Friday, September 18, 2009

Dear Diaries

As previously mentioned, I have been on something of a journal-tear of late, digging into a variety of diaries, mostly mid-twentieth century, and all quite, in very different ways, fascinating. The latest are early ones of one James Lees-Milne, an utterly English creation, great expert on country houses, a dabbler in louche adventures, and a friend of any number of fascinating creatures, many if not most titled, talented, or terrifying.

Among the last, if not all three, would have to be the late Queen Mary, who was more in the nature of an acquaintance. Having met the regal personage in the course of showing her around a charity exhibition, he describes her as "contradictory, splendid, and awful" even as he acknowledges her tremendous expertise in antiques and royal bibelots.

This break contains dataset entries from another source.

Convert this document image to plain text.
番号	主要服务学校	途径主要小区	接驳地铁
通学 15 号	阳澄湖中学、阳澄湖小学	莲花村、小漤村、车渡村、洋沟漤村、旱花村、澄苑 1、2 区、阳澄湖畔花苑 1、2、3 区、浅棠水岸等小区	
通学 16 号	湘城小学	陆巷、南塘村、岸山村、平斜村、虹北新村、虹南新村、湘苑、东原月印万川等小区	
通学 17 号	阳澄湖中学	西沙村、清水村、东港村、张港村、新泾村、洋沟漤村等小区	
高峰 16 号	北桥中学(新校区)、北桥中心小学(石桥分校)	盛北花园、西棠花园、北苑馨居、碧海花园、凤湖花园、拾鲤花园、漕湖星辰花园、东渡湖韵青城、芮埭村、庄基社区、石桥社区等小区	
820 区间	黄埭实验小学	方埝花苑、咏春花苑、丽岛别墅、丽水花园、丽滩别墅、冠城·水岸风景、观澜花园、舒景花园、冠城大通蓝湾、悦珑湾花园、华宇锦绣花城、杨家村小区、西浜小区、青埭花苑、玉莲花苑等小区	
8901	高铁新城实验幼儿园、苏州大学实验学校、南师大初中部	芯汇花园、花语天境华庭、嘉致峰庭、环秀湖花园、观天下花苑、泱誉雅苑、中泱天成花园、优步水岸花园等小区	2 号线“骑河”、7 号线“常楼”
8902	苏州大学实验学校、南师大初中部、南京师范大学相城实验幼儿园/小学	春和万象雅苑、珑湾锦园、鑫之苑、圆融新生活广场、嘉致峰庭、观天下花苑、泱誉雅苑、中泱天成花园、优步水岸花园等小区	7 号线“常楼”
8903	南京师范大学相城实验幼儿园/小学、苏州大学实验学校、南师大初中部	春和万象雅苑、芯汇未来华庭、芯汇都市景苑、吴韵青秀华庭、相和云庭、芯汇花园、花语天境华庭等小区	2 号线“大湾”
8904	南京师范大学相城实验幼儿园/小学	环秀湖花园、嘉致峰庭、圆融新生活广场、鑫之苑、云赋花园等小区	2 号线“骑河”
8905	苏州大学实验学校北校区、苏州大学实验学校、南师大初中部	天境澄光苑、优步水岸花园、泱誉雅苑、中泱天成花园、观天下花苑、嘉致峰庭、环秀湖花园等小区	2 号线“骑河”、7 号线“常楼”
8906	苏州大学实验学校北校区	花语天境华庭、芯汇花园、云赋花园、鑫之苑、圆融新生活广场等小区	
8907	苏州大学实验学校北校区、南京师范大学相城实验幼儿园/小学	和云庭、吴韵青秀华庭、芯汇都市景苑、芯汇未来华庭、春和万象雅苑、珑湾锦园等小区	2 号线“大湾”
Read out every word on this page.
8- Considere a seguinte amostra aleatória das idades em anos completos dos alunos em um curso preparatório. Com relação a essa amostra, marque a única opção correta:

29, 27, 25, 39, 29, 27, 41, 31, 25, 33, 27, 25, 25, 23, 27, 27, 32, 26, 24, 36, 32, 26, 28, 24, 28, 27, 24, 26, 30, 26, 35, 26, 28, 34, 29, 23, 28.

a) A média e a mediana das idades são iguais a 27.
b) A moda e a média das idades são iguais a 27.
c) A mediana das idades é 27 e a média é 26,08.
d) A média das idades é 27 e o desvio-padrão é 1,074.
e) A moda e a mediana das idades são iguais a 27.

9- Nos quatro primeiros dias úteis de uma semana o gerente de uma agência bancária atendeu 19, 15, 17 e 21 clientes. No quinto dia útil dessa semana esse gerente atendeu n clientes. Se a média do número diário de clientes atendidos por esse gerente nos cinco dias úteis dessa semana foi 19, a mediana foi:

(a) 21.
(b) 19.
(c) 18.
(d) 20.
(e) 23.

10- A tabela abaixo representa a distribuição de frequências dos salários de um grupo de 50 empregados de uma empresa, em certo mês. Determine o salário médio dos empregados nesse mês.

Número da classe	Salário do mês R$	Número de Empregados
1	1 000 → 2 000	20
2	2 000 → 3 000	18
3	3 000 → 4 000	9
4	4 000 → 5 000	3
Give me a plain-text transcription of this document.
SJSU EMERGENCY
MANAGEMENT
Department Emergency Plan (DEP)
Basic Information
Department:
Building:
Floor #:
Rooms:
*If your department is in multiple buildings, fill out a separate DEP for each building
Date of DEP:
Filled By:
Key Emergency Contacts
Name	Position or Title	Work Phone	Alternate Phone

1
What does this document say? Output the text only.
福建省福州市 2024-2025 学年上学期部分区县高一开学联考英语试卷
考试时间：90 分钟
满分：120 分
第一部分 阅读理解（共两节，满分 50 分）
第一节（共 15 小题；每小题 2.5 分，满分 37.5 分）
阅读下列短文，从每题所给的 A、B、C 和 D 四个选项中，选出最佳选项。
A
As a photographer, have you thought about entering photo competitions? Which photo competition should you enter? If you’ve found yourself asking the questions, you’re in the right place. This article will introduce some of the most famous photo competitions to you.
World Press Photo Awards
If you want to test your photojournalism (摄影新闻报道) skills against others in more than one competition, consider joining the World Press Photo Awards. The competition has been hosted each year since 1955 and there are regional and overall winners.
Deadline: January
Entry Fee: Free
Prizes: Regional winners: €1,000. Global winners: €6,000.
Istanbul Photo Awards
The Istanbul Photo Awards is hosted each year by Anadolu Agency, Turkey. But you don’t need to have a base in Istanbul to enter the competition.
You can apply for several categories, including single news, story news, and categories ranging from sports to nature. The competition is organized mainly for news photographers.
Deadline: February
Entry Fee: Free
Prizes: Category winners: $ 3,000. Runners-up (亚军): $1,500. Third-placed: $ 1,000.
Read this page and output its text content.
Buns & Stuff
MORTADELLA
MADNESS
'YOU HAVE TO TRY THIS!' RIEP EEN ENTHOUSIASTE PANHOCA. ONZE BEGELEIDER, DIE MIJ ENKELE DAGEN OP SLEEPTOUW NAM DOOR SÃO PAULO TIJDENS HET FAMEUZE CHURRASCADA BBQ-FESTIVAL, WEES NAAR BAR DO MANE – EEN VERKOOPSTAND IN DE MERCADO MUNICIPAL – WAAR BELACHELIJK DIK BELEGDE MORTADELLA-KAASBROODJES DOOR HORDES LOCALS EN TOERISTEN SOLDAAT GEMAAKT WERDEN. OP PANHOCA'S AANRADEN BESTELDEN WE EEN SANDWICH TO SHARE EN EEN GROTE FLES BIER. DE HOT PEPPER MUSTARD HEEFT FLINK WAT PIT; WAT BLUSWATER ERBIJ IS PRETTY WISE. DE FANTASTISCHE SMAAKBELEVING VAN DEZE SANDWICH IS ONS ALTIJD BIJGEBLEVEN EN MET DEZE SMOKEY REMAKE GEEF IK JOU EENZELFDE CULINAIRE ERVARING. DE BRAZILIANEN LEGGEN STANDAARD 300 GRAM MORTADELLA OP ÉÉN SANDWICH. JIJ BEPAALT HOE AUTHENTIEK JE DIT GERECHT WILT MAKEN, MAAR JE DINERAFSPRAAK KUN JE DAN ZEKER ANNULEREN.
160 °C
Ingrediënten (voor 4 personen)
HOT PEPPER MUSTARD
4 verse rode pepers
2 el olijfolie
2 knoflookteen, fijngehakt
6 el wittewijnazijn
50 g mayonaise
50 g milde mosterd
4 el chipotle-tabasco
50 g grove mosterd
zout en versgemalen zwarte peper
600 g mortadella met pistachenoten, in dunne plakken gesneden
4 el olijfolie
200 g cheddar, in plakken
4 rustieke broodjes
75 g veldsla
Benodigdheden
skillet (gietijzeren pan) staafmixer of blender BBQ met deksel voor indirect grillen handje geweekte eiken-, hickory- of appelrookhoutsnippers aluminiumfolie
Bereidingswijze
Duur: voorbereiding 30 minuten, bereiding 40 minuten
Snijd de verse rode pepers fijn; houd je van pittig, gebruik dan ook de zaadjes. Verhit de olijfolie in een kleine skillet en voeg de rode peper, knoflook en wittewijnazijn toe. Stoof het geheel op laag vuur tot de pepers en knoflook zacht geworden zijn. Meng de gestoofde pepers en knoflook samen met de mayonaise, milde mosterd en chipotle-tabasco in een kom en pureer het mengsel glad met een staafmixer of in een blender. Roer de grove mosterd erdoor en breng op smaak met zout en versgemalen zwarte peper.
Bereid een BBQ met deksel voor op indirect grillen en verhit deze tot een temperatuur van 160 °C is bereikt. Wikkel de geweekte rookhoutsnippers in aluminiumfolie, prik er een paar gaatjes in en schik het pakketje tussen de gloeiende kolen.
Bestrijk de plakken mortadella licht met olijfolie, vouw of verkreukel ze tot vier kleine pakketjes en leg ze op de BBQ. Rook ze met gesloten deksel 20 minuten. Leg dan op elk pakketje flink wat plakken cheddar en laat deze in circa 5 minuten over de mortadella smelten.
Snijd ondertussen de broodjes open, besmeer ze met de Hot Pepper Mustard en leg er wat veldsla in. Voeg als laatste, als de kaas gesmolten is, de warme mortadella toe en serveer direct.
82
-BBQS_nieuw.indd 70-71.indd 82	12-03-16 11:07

This first installment of his journals (which precede by several decades the more famous ones he wrote with publication very much in mind from the 1970s) start with a bang in the midst of the War and end up in the mid-fifties, after his highly advantageous and apparently quite happy marriage to a lady of means, the Viscountess Chaplin (herself hardly a dull creature and sometime intime of Vita Sackville-West, among others). As a result, we begin with air-raids, accounts of food shortages and wartime privations and end with our hero diving into bed with his wife in their villa on the Côte d'Azur. In between there are long stretches describing his travels around England as part of his work for the National Trust and any number of interesting encounters with everyone from the last surviving Edwardian hostesses and dandies to Prince Rainier ("I believe the Prince does not live in the Palace [where the Lees-Milnes have been lunching] but with a film star in a villa in Beaulieu...").

Toward the end of the volume, he reflects on his own character and writes that, with the passing years, he becomes "more and more fascinated by persons, places and things. I am a late developer more than most men of my generation and in some respects still quite adolescent, an opsimath indeed."

I love learning new words. In 1953, when Lees-Milne wrote that, he was just about my age, and now I have a new ambition: to remain, as I think I am now, an opsimath, one who continues to learn and to love and be astonished with new things late in life. Aren't you?

Tuesday, September 15, 2009

No Thank You Please, Mr. Robinson...

I have to say that, crazy as I am for alternate foreign-language titles for famous films (and the often fabulous posters that accompany them), when I think Perversidad, Edward G. Robinson is pretty much the last thing I want to pop into my mind.

Monday, February 9, 2009

Words of Yesteryear: Surprise Cousins

Sarsaparilla!

Smilax...

As I continue to free associate about words that, once common, may be vanishing or already gone, two were sufficiently obscure that I realized that I didn't know all that much about them. I was that much more surprised to discover, when I did my little bit of research, to discover that they are in fact practically the same thing.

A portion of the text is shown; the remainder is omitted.